Gold nanoparticle-loaded macrophages enhance radiotherapy via immune remodeling in oral cancer.

Gold nanoparticles (GNPs) are promising radiosensitizers owing to their high atomic number, but their therapeutic efficacy is often limited by reticuloendothelial system (RES)-mediated clearance and poor tumor accumulation attributable to elevated interstitial fluid pressure. This study explored macrophage-mediated GNP delivery to enhance radiotherapy (RT) efficacy in oral cancer by leveraging the tumor-homing ability, immune plasticity, hypoxia tropism, and RES evasiveness of macrophages. Murine oral cancer cells (MCTQ1) and macrophages (RAW 264.7) were used.

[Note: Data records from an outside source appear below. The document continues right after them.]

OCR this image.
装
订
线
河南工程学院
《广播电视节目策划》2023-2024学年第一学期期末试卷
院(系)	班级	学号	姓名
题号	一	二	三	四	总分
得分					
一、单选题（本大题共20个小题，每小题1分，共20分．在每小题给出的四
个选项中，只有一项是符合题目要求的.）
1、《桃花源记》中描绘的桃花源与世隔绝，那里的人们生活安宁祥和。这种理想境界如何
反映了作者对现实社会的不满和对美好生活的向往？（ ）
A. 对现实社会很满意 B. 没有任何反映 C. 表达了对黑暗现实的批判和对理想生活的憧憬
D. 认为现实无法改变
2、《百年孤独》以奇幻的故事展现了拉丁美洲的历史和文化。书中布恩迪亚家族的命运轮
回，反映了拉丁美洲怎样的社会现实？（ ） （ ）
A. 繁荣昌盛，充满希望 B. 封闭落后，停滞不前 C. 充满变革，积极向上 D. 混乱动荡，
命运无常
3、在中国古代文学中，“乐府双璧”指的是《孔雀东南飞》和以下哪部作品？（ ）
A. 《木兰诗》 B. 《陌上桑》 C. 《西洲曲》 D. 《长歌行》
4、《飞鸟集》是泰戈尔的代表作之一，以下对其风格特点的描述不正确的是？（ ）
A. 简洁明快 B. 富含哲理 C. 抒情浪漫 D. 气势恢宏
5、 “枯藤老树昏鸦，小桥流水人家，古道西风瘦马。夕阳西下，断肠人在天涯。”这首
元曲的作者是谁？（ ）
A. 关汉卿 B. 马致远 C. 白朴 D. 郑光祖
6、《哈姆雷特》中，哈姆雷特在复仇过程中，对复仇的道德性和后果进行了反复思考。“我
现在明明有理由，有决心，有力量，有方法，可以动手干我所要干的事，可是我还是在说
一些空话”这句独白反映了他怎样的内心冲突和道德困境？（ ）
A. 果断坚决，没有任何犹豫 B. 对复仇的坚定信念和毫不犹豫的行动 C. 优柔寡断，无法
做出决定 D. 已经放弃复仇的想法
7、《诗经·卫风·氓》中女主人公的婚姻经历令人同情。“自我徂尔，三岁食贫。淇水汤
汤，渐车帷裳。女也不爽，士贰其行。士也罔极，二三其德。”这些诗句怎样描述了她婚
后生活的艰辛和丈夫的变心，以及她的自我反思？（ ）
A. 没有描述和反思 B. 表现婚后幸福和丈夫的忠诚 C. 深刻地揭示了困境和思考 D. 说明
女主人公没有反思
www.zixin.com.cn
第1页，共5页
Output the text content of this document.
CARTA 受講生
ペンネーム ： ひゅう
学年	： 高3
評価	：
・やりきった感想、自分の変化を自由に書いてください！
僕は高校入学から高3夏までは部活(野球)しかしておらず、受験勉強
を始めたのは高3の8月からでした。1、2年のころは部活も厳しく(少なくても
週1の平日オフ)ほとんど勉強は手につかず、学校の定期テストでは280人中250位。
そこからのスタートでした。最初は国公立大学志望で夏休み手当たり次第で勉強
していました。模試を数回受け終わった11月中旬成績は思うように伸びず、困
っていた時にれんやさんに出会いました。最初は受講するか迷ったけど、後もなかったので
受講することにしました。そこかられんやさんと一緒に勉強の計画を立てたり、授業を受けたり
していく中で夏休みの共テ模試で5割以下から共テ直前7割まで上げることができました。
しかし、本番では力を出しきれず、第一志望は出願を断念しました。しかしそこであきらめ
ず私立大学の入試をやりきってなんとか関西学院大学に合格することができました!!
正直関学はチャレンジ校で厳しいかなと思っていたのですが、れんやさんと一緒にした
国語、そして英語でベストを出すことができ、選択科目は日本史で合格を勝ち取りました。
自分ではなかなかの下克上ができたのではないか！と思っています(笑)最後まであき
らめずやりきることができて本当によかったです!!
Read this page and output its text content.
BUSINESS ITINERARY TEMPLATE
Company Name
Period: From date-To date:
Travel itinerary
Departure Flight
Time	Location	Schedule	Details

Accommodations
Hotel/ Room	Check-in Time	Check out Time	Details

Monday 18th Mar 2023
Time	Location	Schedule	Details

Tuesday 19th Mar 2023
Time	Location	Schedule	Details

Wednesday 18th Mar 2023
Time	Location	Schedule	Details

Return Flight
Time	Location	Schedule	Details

GNPs were synthesized using the Turkevich method, which were then assessed for radiosensitization using cell viability and colony formation assays. GNPs were radiolabeled with Iodine-131 ((131)I) using the chloramine-T method, and uptake by RAW 264.7 cells was quantified at various time points to optimize the generation of GNP-loaded macrophages (GNP@Rs). MTCQ1 tumor-bearing mice were divided into control, RT, GNP, RAW, GNP + RT, RAW + RT, and GNP@R + RT groups. Tumor volumes were monitored after GNP or cell administration and/or RT (8 Gy). Flow cytometry was used to analyze the immune cell populations post-treatment. Transwell assays confirmed that GNP loading did not impair macrophage migration, and in vivo fluorescence imaging demonstrated strong tumor tropism of RAW 264.7 cells and GNP@Rs. GNP@Rs maintained their migration ability and exhibited robust tumor accumulation for up to 96 h. Notably, GNP@R + RT treatment significantly enhanced tumor suppression relative to RT alone and increased the infiltration of macrophages, activated dendritic cells, CD4(+) and CD8(+) T cells, and natural killer cells. Macrophage-mediated GNP delivery successfully improved RT outcomes in oral cancer by increasing radiosensitivity and modulating immune microenvironment.